Application of independent component analysis and TOPSIS to deal with dependent criteria in multicriteria decision problems
This addresses a specific issue in decision-making for practitioners dealing with dependent criteria, but it is incremental as it combines existing techniques.
The paper tackles the problem of biased rankings in multicriteria decision making when criteria are dependent, by proposing a novel approach that estimates independent latent criteria using independent component analysis and TOPSIS, with results validated on synthetic and actual data.

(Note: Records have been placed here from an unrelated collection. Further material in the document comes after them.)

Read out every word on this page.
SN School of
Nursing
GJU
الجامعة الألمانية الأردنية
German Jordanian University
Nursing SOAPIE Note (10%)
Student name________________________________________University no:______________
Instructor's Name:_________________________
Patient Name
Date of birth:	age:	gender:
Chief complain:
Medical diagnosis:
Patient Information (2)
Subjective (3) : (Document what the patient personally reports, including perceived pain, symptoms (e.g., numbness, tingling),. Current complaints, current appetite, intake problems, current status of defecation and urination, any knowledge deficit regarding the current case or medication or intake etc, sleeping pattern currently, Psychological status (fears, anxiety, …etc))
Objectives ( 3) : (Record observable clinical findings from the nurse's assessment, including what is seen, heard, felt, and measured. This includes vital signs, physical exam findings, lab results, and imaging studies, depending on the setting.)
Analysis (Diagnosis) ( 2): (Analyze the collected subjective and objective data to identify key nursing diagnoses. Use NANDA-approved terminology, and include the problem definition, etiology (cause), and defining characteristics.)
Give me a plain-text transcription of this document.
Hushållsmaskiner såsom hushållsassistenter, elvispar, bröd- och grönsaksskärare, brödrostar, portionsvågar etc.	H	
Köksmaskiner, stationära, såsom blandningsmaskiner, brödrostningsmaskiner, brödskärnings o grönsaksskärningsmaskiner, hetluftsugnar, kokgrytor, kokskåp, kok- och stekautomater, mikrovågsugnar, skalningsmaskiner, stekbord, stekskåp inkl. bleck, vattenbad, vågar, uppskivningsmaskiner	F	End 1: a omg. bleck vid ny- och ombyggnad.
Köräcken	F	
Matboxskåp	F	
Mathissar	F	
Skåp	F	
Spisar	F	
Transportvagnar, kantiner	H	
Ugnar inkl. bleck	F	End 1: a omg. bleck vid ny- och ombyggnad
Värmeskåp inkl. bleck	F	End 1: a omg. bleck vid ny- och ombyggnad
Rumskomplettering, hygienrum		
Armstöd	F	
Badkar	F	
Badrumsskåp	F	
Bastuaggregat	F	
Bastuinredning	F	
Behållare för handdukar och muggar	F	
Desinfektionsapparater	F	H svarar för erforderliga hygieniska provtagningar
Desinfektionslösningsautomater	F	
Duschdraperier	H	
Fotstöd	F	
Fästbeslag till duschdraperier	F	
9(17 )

A vast number of multicriteria decision making methods have been developed to deal with the problem of ranking a set of alternatives evaluated in a multicriteria fashion. Very often, these methods assume that the evaluation among criteria is statistically independent. However, in actual problems, the observed data may comprise dependent criteria, which, among other problems, may result in biased rankings. In order to deal with this issue, we propose a novel approach whose aim is to estimate, from the observed data, a set of independent latent criteria, which can be seen as an alternative representation of the original decision matrix. A central element of our approach is to formulate the decision problem as a blind source separation problem, which allows us to apply independent component analysis techniques to estimate the latent criteria. Moreover, we consider TOPSIS-based approaches to obtain the ranking of alternatives from the latent criteria. Results in both synthetic and actual data attest the relevance of the proposed approach.